This week, I got asked how I feel about the German state mandating ODF (Open Document Format) in its "Deutschland Stack" framework, and not Microsoft's OOXML (Office Open XML).

I'm the author of a popular Go library for reading and writing one of the OOXML formats (XLSX), thus the assumption was I'd be in supported of that format.

Let me be clear:
- 1. I'd rather we didn't use "office" documents. Its a bad paradigm.
- 2. If we must, then ODF would be my choice every time. OOXML sucks.

@tealeg

I don’t know about today, but back in 2010’s when Poland was legislating these standards for e-government I had a detailed look at ODF & OOXML specifications. Ironically OOXML specification was much more complete, had more exampled, details etc. Both were ISO standards and freely licensed, but on the specification level OOXML seemed more mature.

@kravietz that it was more mature at that time, was likely because it was largely just dumping the binary structure that existed already as an XMl file, and Microsoft has essentially infinite resources to spend on getting though the ISO process.

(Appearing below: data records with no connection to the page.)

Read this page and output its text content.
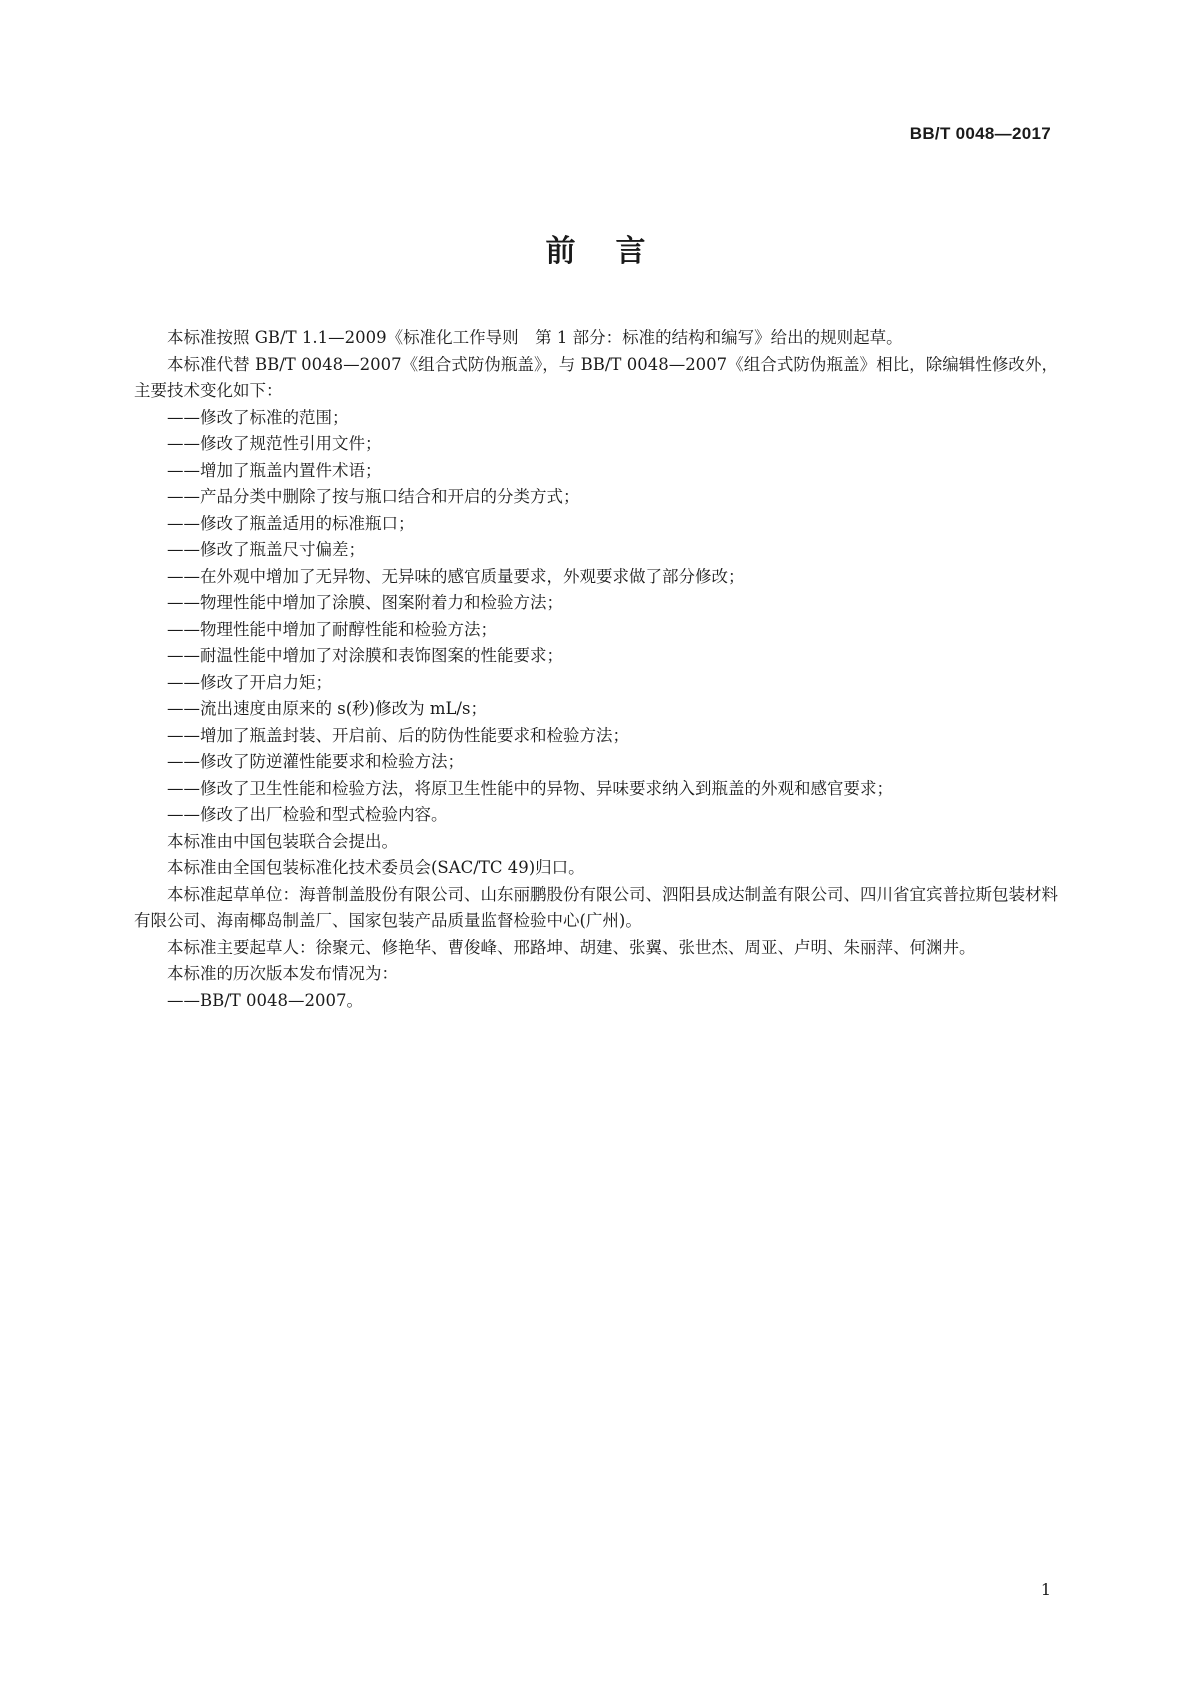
BB/T 0048—2017
前言

本标准按照 GB/T 1.1—2009《标准化工作导则　第 1 部分：标准的结构和编写》给出的规则起草。

本标准代替 BB/T 0048—2007《组合式防伪瓶盖》，与 BB/T 0048—2007《组合式防伪瓶盖》相比，除编辑性修改外，主要技术变化如下：

——修改了标准的范围；

——修改了规范性引用文件；

——增加了瓶盖内置件术语；

——产品分类中删除了按与瓶口结合和开启的分类方式；

——修改了瓶盖适用的标准瓶口；

——修改了瓶盖尺寸偏差；

——在外观中增加了无异物、无异味的感官质量要求，外观要求做了部分修改；

——物理性能中增加了涂膜、图案附着力和检验方法；

——物理性能中增加了耐醇性能和检验方法；

——耐温性能中增加了对涂膜和表饰图案的性能要求；

——修改了开启力矩；

——流出速度由原来的 s(秒)修改为 mL/s；

——增加了瓶盖封装、开启前、后的防伪性能要求和检验方法；

——修改了防逆灌性能要求和检验方法；

——修改了卫生性能和检验方法，将原卫生性能中的异物、异味要求纳入到瓶盖的外观和感官要求；

——修改了出厂检验和型式检验内容。

本标准由中国包装联合会提出。

本标准由全国包装标准化技术委员会(SAC/TC 49)归口。

本标准起草单位：海普制盖股份有限公司、山东丽鹏股份有限公司、泗阳县成达制盖有限公司、四川省宜宾普拉斯包装材料有限公司、海南椰岛制盖厂、国家包装产品质量监督检验中心(广州)。

本标准主要起草人：徐聚元、修艳华、曹俊峰、邢路坤、胡建、张翼、张世杰、周亚、卢明、朱丽萍、何渊井。

本标准的历次版本发布情况为：

——BB/T 0048—2007。

1
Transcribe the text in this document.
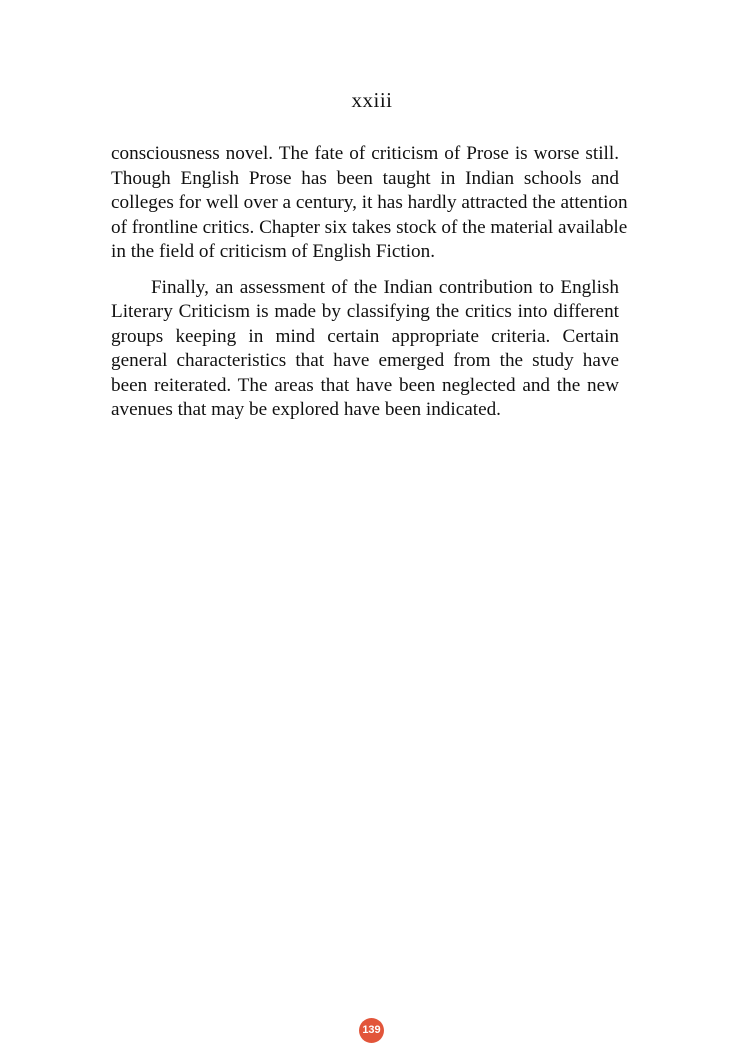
xxiii

consciousness novel. The fate of criticism of Prose is worse still.
Though English Prose has been taught in Indian schools and
colleges for well over a century, it has hardly attracted the attention
of frontline critics. Chapter six takes stock of the material available
in the field of criticism of English Fiction.

Finally, an assessment of the Indian contribution to English
Literary Criticism is made by classifying the critics into different
groups keeping in mind certain appropriate criteria. Certain
general characteristics that have emerged from the study have
been reiterated. The areas that have been neglected and the new
avenues that may be explored have been indicated.

139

What I’ve learned with 16 years, hands on, is that Microsoft is actually not transparently compatible with its own standard. You can do things that are completely legitimate in that standard and Excel will reject the files as corrupt.

@tealeg

Thank you, won’t argue with that as the only OOXML and ODF I’ve programmatically generated were rather basic spreadsheets.

@kravietz It’s not to imply that OOXML is a bad standard per se, but its entire existence was about protecting Microsoft’s position and everything that surrounds that would be bad for Europe even if the format were a thing of unparalleled technical wonder.

Ultimately I still maintain, office formats conflate data, presentation and processing in ways that are unhelpful. They are tied to particular way of thinking about computing that’s suboptimal at best.